Profit after tax (PAT) for the retailer was $73.5 million for the half year ended January 26 2013, compared to $85.0 million in the previous corresponding period.

Sales also declined throughout this half, 0.7 per cent to $1,003.8 million, compared to $1,011.2 million last year.

The Fashion and Beauty categories delivered sales growth during the half, however, this was offset by a significant decline in Home categories, in particular Electronics which continued to be “challenging and subject to ongoing deflationary pressure”.

Commenting on the lacklustre figures, David Jones said the results reflect the ongoing challenging trading environment and the company’s strategy to improve the profitability of sales by reducing the duration, quantum and depth of its discounting events.

The strategy, unveiled in the company's 'Future Strategic Direction Plan' last year, is based on the keystones of a transformation towards omni channel retailing, cost price harmonisation, and improved customer service and engagement.

To date, David Jones said it has made “significant progress” during the half, implementing its transformation in line with the timetable communicated to the market last year, including the launch of its new webstore in November 2012.

The retailer also reported that the webstore achieved a 288 per cent increase in sales on the prior corresponding period during the second quarter of 2013.

Visitor numbers also more than doubled to 5.4 million visits and average order size was approximately three times the value of the average in-store transaction size.

Going forward, the company has indicated that introducing new functionality to its site, including ‘click & collect’, incremental delivery options and social commerce will be a key focus over the next 12 months.

The company said that cost harmonisation will also continue as a priority for the business, as it continues to progress its discussions with suppliers with the aim of delivering retail price reductions to customers.

The company also confirmed it has a “detailed Cost Price Harmonisation work program” in place to address this issue, with approximately 250 international brands in the business already identified which require price harmonisation going forward.

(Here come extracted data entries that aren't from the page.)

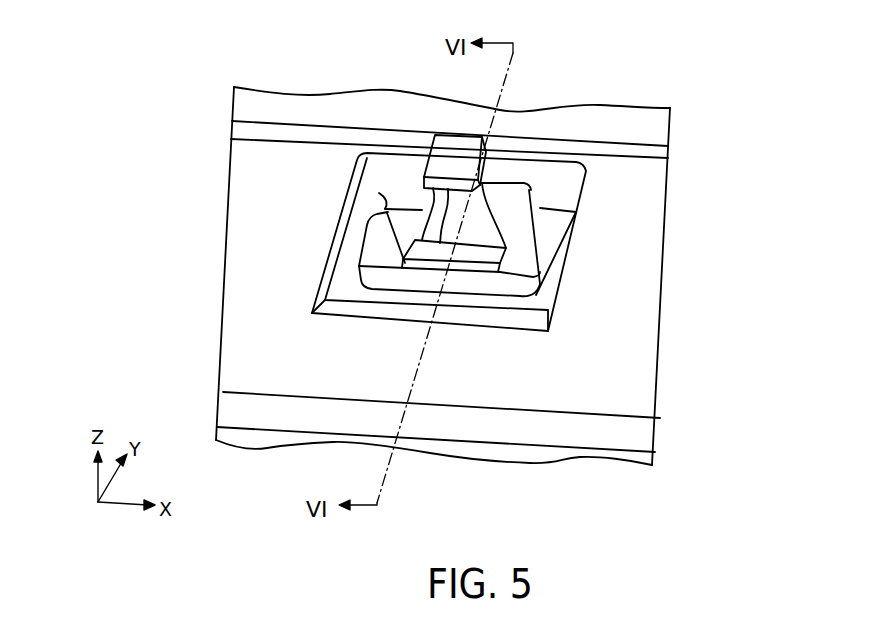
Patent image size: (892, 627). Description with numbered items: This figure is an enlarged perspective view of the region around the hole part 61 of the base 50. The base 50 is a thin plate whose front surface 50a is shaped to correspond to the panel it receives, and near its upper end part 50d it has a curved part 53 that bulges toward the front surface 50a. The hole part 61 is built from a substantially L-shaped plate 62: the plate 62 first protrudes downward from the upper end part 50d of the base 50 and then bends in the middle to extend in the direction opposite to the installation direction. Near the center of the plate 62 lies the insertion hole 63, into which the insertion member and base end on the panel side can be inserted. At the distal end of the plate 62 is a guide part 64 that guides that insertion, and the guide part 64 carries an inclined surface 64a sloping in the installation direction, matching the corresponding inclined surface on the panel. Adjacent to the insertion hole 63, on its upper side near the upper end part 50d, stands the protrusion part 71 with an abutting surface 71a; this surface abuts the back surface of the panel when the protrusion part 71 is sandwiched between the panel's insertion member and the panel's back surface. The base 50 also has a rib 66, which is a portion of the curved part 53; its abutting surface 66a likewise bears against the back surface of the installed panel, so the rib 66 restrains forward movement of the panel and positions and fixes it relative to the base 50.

The base 50 is at (317, 123).
The front surface 50a is at (235, 290).
The upper end part 50d is at (637, 123).
The curved part 53 is at (655, 307).
The hole part 61 is at (366, 246).
The plate 62 is at (541, 242).
The insertion hole 63 is at (500, 198).
The guide part 64 is at (505, 266).
The inclined surface 64a is at (460, 272).
The rib 66 is at (488, 387).
The abutting surface 66a is at (430, 387).
The protrusion part 71 is at (451, 138).
The abutting surface 71a is at (445, 160).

The company revealed it is in discussions with the majority of these brands, being those that are the largest in terms of sales. Of these brands, 50 per cent have commenced harmonising prices.

David Jones also reported a 17 per cent decrease in customer service complaints over the period due to an increased floor staff hours relative to sales.

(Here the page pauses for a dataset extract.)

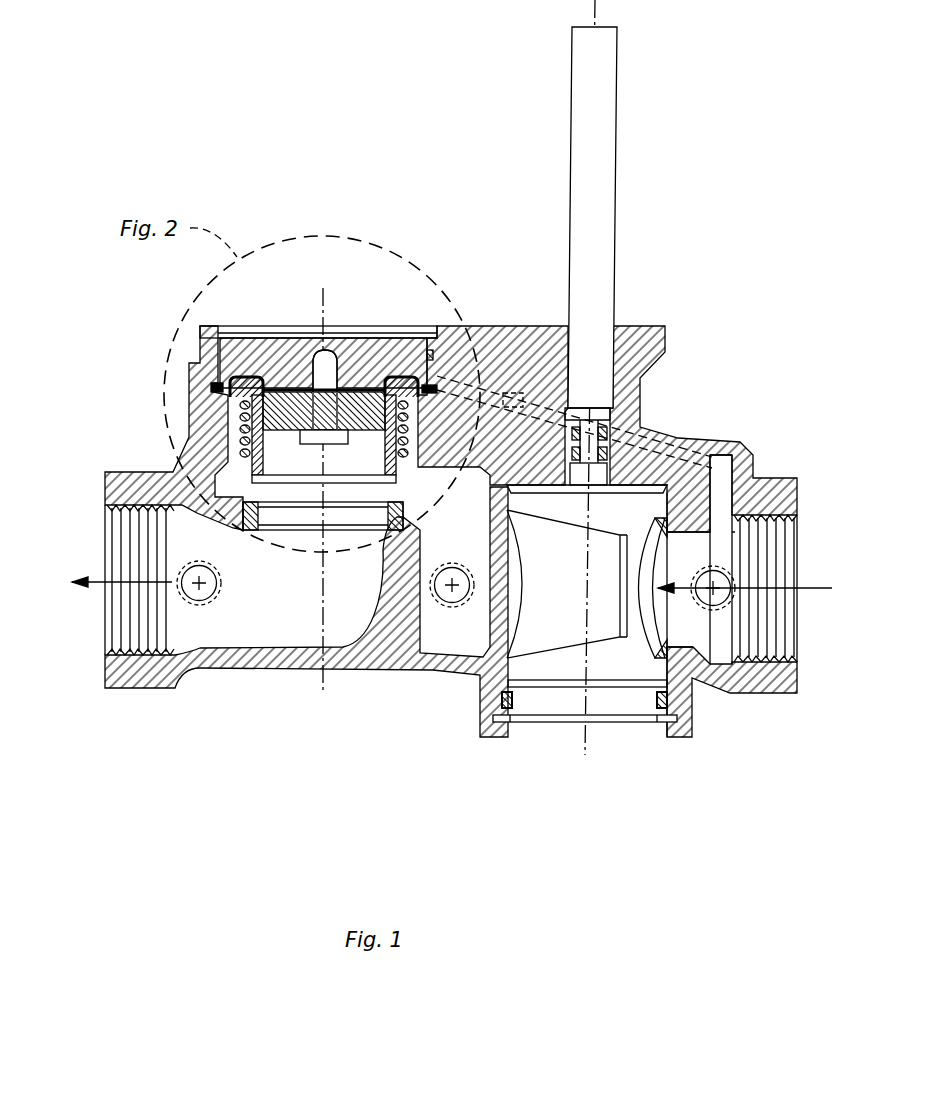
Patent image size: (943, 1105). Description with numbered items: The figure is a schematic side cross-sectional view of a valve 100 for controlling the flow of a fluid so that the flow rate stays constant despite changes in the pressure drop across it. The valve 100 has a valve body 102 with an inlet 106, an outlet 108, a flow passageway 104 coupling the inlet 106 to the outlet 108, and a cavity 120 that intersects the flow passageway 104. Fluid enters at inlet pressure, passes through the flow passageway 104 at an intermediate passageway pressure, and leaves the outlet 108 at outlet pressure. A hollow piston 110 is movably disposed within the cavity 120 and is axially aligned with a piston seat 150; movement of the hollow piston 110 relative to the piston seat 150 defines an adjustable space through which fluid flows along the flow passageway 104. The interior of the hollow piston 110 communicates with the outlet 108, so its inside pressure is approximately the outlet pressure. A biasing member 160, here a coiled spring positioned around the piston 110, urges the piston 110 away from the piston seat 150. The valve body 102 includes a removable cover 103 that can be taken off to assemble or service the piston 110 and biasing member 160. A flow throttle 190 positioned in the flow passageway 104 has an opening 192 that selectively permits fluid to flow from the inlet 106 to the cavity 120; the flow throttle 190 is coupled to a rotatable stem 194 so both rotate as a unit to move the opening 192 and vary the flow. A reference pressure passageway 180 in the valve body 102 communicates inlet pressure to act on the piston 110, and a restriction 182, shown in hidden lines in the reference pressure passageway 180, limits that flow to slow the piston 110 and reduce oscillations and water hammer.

Over the next five years the company has also flagged six store leases set to expire in “less robust demographic locations” with David Jones set to review its existing store portfolio progressively during this time.

In a move to improve the productivity of its stores, David Jones also revealed it will look to increase the proportion of selling space compared to Gross Lettable Area (GLA) from 76 per cent to 85 per cent across its store portfolio with a larger percentage of this space dedicated to the Fashion and Beauty categories.

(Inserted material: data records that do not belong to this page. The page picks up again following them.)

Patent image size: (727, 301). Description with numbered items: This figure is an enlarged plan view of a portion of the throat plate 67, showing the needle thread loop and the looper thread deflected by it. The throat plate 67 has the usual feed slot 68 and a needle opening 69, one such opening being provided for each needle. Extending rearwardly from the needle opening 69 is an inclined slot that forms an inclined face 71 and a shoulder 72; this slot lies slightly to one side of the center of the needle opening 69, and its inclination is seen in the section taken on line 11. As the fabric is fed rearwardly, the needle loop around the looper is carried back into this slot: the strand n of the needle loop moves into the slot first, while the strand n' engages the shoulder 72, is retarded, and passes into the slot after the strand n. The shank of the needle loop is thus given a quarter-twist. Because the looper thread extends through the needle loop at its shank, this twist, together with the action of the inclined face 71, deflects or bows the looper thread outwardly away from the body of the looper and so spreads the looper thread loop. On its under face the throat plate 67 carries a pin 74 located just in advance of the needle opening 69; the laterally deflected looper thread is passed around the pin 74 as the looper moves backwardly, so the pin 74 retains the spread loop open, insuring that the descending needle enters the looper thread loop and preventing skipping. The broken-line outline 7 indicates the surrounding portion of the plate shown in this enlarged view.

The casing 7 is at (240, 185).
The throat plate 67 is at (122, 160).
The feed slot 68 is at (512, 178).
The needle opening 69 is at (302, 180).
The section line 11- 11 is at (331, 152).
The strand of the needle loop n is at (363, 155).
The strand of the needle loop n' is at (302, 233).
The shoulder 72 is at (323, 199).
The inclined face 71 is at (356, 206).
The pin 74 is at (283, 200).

Commenting on the company's fall from grace, David Jones CEO Paul Zahra said he is confident the situation will improve.

“Our 1H13 profit after tax has been impacted by ongoing investment in implementing our 'Future Strategic Direction Plan' as well as by challenging retail conditions,” he said.

“Our focus going forward is on improving our sales, margin and labour productivity per square metre. We are confident the investment we are making will provide us with a strong sustainable business capable of addressing the retail structural changes currently taking place and positioning us for long term success.”